Advertisement

Business

The Recession Economy is Sending the City Back to

Few would have predicted a year ago that Mayor Kenneth E. Reeves '72 would become the leader of a new pro-business city council.

But when one of Cambridge's leading biotech firms, Genzyme Corp., spurned the city in December and opted to build its $75 million headquarters in Allston instead, financial realities forced the city council to act.

Genzyme's announcement, along with the loss of several established Cambridge businesses to the recession, prompted Reeves to steer the council in a new direction. In his inaugural address, Reeves vowed to bury Cambridge's reputation as an anti-business town.

Local pro-business advocates applaud the council's move and say the new attitude is essential to keeping businesses in the city during the recession.

"Since Genzyme was wooed across the river and since the new leadership in the City Council, the attitude of the elected city officials [toward business] has markedly improved," says Robert D. Lewis, executive director of the Chamber of Commerce.

Advertisement

Cambridge officials are also quick to pitch the government's new paradigm. "The city recognizes that the needs of business cannot be ignored," says James P. Maloney, finance director.

The new stance is a pointed reversal for a city with a history of favoring environmental and residential concerns over those of businesses.

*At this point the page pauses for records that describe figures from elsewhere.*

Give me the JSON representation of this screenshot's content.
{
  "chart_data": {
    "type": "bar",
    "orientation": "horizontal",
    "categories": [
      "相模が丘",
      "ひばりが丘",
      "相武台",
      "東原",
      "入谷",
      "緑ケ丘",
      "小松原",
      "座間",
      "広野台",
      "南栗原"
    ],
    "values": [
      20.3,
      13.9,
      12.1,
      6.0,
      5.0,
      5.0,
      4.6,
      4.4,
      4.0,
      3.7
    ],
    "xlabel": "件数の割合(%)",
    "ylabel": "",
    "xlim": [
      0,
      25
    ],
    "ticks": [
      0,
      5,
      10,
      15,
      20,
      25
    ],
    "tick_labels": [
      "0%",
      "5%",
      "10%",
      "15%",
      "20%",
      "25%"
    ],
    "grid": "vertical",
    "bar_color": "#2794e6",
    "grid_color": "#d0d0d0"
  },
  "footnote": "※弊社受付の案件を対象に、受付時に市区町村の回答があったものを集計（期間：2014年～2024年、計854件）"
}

Indeed, few expected such a shift from a city council that retained its 5-4 Cambridge Civic Association-backed majority in November.

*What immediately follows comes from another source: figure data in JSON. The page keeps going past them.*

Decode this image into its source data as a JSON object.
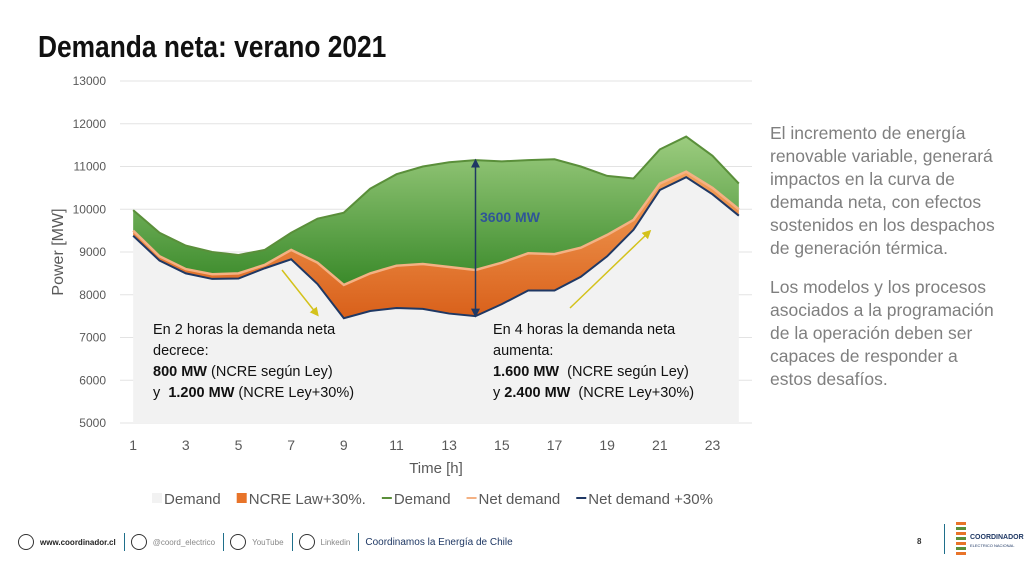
{
  "title": "Demanda neta: verano 2021",
  "chart_data": {
    "type": "area",
    "x": [
      1,
      2,
      3,
      4,
      5,
      6,
      7,
      8,
      9,
      10,
      11,
      12,
      13,
      14,
      15,
      16,
      17,
      18,
      19,
      20,
      21,
      22,
      23,
      24
    ],
    "xlim": [
      0.5,
      24.5
    ],
    "xticks": [
      1,
      3,
      5,
      7,
      9,
      11,
      13,
      15,
      17,
      19,
      21,
      23
    ],
    "ylim": [
      5000,
      13000
    ],
    "yticks": [
      5000,
      6000,
      7000,
      8000,
      9000,
      10000,
      11000,
      12000,
      13000
    ],
    "xlabel": "Time [h]",
    "ylabel": "Power [MW]",
    "grid": true,
    "series": [
      {
        "name": "Demand",
        "kind": "area",
        "color": "#f2f2f2",
        "values": [
          9380,
          8800,
          8500,
          8370,
          8380,
          8620,
          8830,
          8250,
          7450,
          7620,
          7690,
          7670,
          7560,
          7500,
          7780,
          8100,
          8100,
          8420,
          8900,
          9520,
          10450,
          10750,
          10350,
          9850
        ]
      },
      {
        "name": "NCRE Law+30%.",
        "kind": "area",
        "color": "#e8742a",
        "values": [
          120,
          100,
          100,
          110,
          120,
          80,
          220,
          500,
          780,
          880,
          990,
          1050,
          1090,
          1080,
          970,
          870,
          850,
          680,
          500,
          230,
          150,
          130,
          150,
          150
        ]
      },
      {
        "name": "Demand",
        "kind": "line",
        "color": "#5a8f3a",
        "values": [
          9980,
          9450,
          9150,
          9000,
          8930,
          9050,
          9450,
          9780,
          9920,
          10480,
          10820,
          11000,
          11100,
          11150,
          11120,
          11150,
          11170,
          11000,
          10780,
          10720,
          11400,
          11700,
          11250,
          10600
        ]
      },
      {
        "name": "Net demand",
        "kind": "line",
        "color": "#f4b183",
        "values": [
          9500,
          8900,
          8600,
          8480,
          8500,
          8700,
          9050,
          8750,
          8230,
          8500,
          8680,
          8720,
          8650,
          8580,
          8750,
          8970,
          8950,
          9100,
          9400,
          9750,
          10600,
          10880,
          10500,
          10000
        ]
      },
      {
        "name": "Net demand +30%",
        "kind": "line",
        "color": "#1f3864",
        "values": [
          9380,
          8800,
          8500,
          8370,
          8380,
          8620,
          8830,
          8250,
          7450,
          7620,
          7690,
          7670,
          7560,
          7500,
          7780,
          8100,
          8100,
          8420,
          8900,
          9520,
          10450,
          10750,
          10350,
          9850
        ]
      }
    ],
    "annotations": [
      {
        "text": "3600 MW"
      },
      {
        "lines": [
          [
            {
              "text": "En 2 horas la demanda neta",
              "bold": false
            }
          ],
          [
            {
              "text": "decrece:",
              "bold": false
            }
          ],
          [
            {
              "text": "800 MW",
              "bold": true
            },
            {
              "text": " (NCRE según Ley)",
              "bold": false
            }
          ],
          [
            {
              "text": "y  ",
              "bold": false
            },
            {
              "text": "1.200 MW",
              "bold": true
            },
            {
              "text": " (NCRE Ley+30%)",
              "bold": false
            }
          ]
        ]
      },
      {
        "lines": [
          [
            {
              "text": "En 4 horas la demanda neta",
              "bold": false
            }
          ],
          [
            {
              "text": "aumenta:",
              "bold": false
            }
          ],
          [
            {
              "text": "1.600 MW",
              "bold": true
            },
            {
              "text": "  (NCRE según Ley)",
              "bold": false
            }
          ],
          [
            {
              "text": "y ",
              "bold": false
            },
            {
              "text": "2.400 MW",
              "bold": true
            },
            {
              "text": "  (NCRE Ley+30%)",
              "bold": false
            }
          ]
        ]
      }
    ]
  },
  "side_text": [
    "El incremento de energía renovable variable, generará impactos en la curva de demanda neta, con efectos sostenidos en los despachos de generación térmica.",
    "Los modelos y los procesos asociados a la programación de la operación deben ser capaces de responder a estos desafíos."
  ],
  "footer": {
    "website": "www.coordinador.cl",
    "twitter": "@coord_electrico",
    "youtube": "YouTube",
    "linkedin": "Linkedin",
    "slogan": "Coordinamos la Energía de Chile",
    "page": "8",
    "brand": "COORDINADOR",
    "brand_sub": "ELECTRICO NACIONAL"
  }
}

Liberal councillors were often accused of being "anti-business" in their efforts to control growth. Local corporations charged that the council made life difficult for them with their efforts to achieve environmental growths.

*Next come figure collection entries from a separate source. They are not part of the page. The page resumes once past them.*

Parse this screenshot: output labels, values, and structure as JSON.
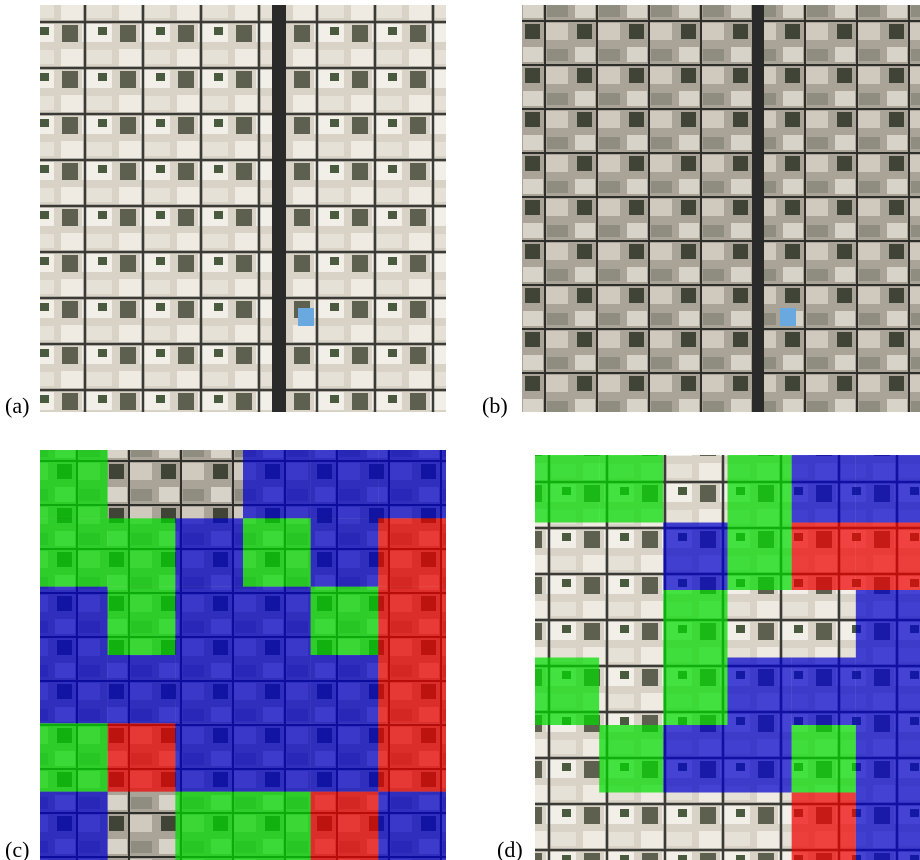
{
  "figure": {
    "panels": [
      {
        "label": "(a)"
      },
      {
        "label": "(b)"
      },
      {
        "label": "(c)"
      },
      {
        "label": "(d)"
      }
    ]
  }
}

Today, Maloney emphasizes that the city takes care to avoid "overly onerous restrictions," He says city government wants the business sector to know that it is listening.

The attentiveness isn't accidental. Cambridge will need approximately $125 million during the next five years to build a new hospital and new schools, Maloney says.

"We can't do it if we don't have a strong thriving economy," he says. "There's only one way to pay for all that: a strong tax base."

And the Chamber of Commerce says the bulk of that money must come from business.

According to Lewis, more than half of the city's land is tax exempt. That means Cambridge gets twothirds of its tax income from the business community.

With key biotech firms threatening to leave and the amount of office space in Central Square climbing toward 150,000 sq. feet, Lewis says the city recognizes the pressing need to retain both big and small businesses.

The pressure to cushion the impact of the recession was highlighted as some of the city's oldest businesses went under. Harvard square's J.F. Olsson's, which survived the Great Depression, closed its doors this February after 107 years.